Eventually, inevitably, the shore belonged to the newcomers who put up boathouses and painted gazebos and built docks where sunburnt grandchildren would cannonball into June waters, calling for someone to watch what they could do. And the halfbreeds? They got the small settlement up a dirt road. They got Arcand.
Some of the people managed to hold on to the less desirable patches of waterfront, areas with no beach or too many lilies like the decaying fingers of a neglected woman pushing out of the muck. These were the older people, who refused to head up the road to Arcand. They kept rickety docks where the fishermen tied their rusted boats in exchange for some of the catch. The heavily wooded acres that bloomed out from Arcand toward the highway and the smaller roads with hair- pin curves snaking down to the occupied shore, these areas, too, remained up for grabs. In any halfbreed home there were jars of coins and a wistful plan to buy back the land, one acre at a time if need be.
On these lands, in both the occupied places and those left to grow wild, alongside the community and the dwindling wildlife, there lived another creature. At night, he roamed the roads that connected Arcand to the larger town across the Bay where Native people were still unwelcome two centuries on. His name was spoken in the low tones saved for swear words and prayer. He was the threat from a hundred stories told by those old enough to remember the tales.
Broke Lent? The rogarou will come for you.
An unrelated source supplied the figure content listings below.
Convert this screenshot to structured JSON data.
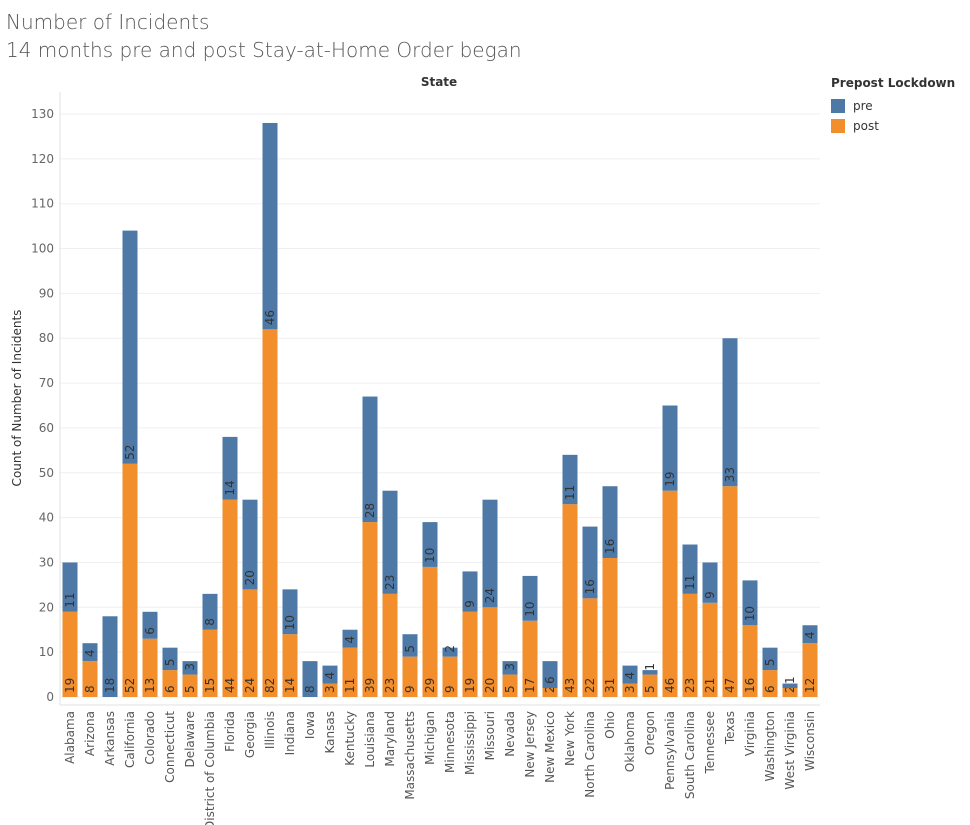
{
  "title_line1": "Number of Incidents",
  "title_line2": "14 months pre and post Stay-at-Home Order began",
  "legend": {
    "title": "Prepost Lockdown",
    "items": [
      {
        "label": "pre",
        "color": "#4e79a7"
      },
      {
        "label": "post",
        "color": "#f28e2b"
      }
    ]
  },
  "chart_data": {
    "type": "bar",
    "stacked": true,
    "column_header": "State",
    "ylabel": "Count of Number of Incidents",
    "ylim": [
      0,
      130
    ],
    "yticks": [
      0,
      10,
      20,
      30,
      40,
      50,
      60,
      70,
      80,
      90,
      100,
      110,
      120,
      130
    ],
    "grid": true,
    "legend_position": "top-right",
    "categories": [
      "Alabama",
      "Arizona",
      "Arkansas",
      "California",
      "Colorado",
      "Connecticut",
      "Delaware",
      "District of Columbia",
      "Florida",
      "Georgia",
      "Illinois",
      "Indiana",
      "Iowa",
      "Kansas",
      "Kentucky",
      "Louisiana",
      "Maryland",
      "Massachusetts",
      "Michigan",
      "Minnesota",
      "Mississippi",
      "Missouri",
      "Nevada",
      "New Jersey",
      "New Mexico",
      "New York",
      "North Carolina",
      "Ohio",
      "Oklahoma",
      "Oregon",
      "Pennsylvania",
      "South Carolina",
      "Tennessee",
      "Texas",
      "Virginia",
      "Washington",
      "West Virginia",
      "Wisconsin"
    ],
    "series": [
      {
        "name": "post",
        "color": "#f28e2b",
        "values": [
          19,
          8,
          null,
          52,
          13,
          6,
          5,
          15,
          44,
          24,
          82,
          14,
          null,
          3,
          11,
          39,
          23,
          9,
          29,
          9,
          19,
          20,
          5,
          17,
          2,
          43,
          22,
          31,
          3,
          5,
          46,
          23,
          21,
          47,
          16,
          6,
          2,
          12
        ]
      },
      {
        "name": "pre",
        "color": "#4e79a7",
        "values": [
          11,
          4,
          18,
          52,
          6,
          5,
          3,
          8,
          14,
          20,
          46,
          10,
          8,
          4,
          4,
          28,
          23,
          5,
          10,
          2,
          9,
          24,
          3,
          10,
          6,
          11,
          16,
          16,
          4,
          1,
          19,
          11,
          9,
          33,
          10,
          5,
          1,
          4
        ]
      }
    ]
  }
}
Slept with a married woman? Rogarou will find you.
Talked back to your mom in the heat of the moment? Don’t walk home. Rogarou will snatch you up.
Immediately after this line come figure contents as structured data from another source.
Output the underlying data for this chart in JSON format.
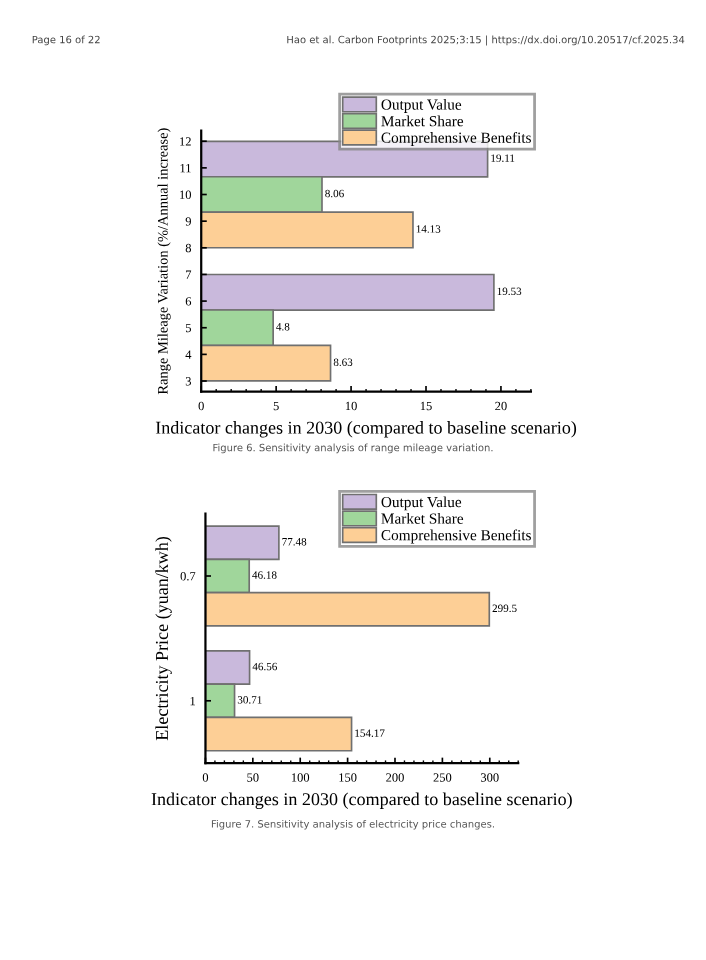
{
  "chart_data": [
    {
      "type": "bar",
      "orientation": "horizontal",
      "ylabel": "Range Mileage Variation (%/Annual increase)",
      "xlabel": "Indicator changes in 2030 (compared to baseline scenario)",
      "annotations": [
        "Page 16 of 22",
        "Hao et al. Carbon Footprints 2025;3:15 | https://dx.doi.org/10.20517/cf.2025.34",
        "Figure 6. Sensitivity analysis of range mileage variation."
      ],
      "series": [
        {
          "name": "Output Value",
          "color": "#c9b9dc",
          "x": [
            11.33,
            6.33
          ],
          "values": [
            19.11,
            19.53
          ]
        },
        {
          "name": "Market Share",
          "color": "#a0d69b",
          "x": [
            10.0,
            5.0
          ],
          "values": [
            8.06,
            4.8
          ]
        },
        {
          "name": "Comprehensive Benefits",
          "color": "#fdcf96",
          "x": [
            8.67,
            3.67
          ],
          "values": [
            14.13,
            8.63
          ]
        }
      ],
      "data_labels": true,
      "xlim": [
        0,
        22
      ],
      "xticks": [
        0,
        5,
        10,
        15,
        20
      ],
      "ylim": [
        2.6,
        12.4
      ],
      "yticks": [
        3,
        4,
        5,
        6,
        7,
        8,
        9,
        10,
        11,
        12
      ],
      "legend": "top right",
      "grid": false
    },
    {
      "type": "bar",
      "orientation": "horizontal",
      "ylabel": "Electricity Price (yuan/kwh)",
      "xlabel": "Indicator changes in 2030 (compared to baseline scenario)",
      "annotations": [
        "Figure 7. Sensitivity analysis of electricity price changes."
      ],
      "categories": [
        "0.7",
        "1"
      ],
      "series": [
        {
          "name": "Output Value",
          "color": "#c9b9dc",
          "values": [
            77.48,
            46.56
          ]
        },
        {
          "name": "Market Share",
          "color": "#a0d69b",
          "values": [
            46.18,
            30.71
          ]
        },
        {
          "name": "Comprehensive Benefits",
          "color": "#fdcf96",
          "values": [
            299.5,
            154.17
          ]
        }
      ],
      "data_labels": true,
      "xlim": [
        0,
        330
      ],
      "xticks": [
        0,
        50,
        100,
        150,
        200,
        250,
        300
      ],
      "legend": "top right",
      "grid": false
    }
  ]
}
Hit a woman under any circumstance? Rogarou will call you family, soon.
Shot too many deer, so your freezer is overflowing but the herd thin? If I were you, I’d stay indoors at night. Rogarou knows by now.
He was a dog, a man, a wolf. He was clothed, he was naked in his fur, he wore moccasins to jig. He was whatever made you shiver but he was always there, standing by the road, whistling to the stars so that they pulsed bright in the navy sky, as close and as distant as ancestors.
For girls, he was the creature who kept you off the road or made you walk in packs. The old women never said, “Don’t go into town, it is not safe for us there. We go missing. We are hurt.” Instead they leaned in and whispered a warning: “I wouldn’t go out on the road tonight. Someone saw the rogarou just this Wednesday, leaning against the stop sign, sharpening his claws with the jawbone of a child.”
For boys, he was the worst thing you could ever be. “You remember to ask first and follow her lead. You don’t want to turn into Rogarou. You’ll wake up with blood in your teeth, not knowing and no way to know what you’ve done.”
Long after that bone salt, carried all the way from the Red River, was ground to dust, after the words it was laid down with were not even a whisper and the dialect they were spoken in was rubbed from the original language into common French, the stories of the rogarou kept the community in its circle, behind the line. When the people forgot what they had asked for in the beginning—a place to live, and for the community to grow in a good way—he remembered, and he returned on padded feet, light as stardust on the newly paved road. And that rogarou, heart full of his own stories but his belly empty, he came home not just to haunt. He also came to hunt.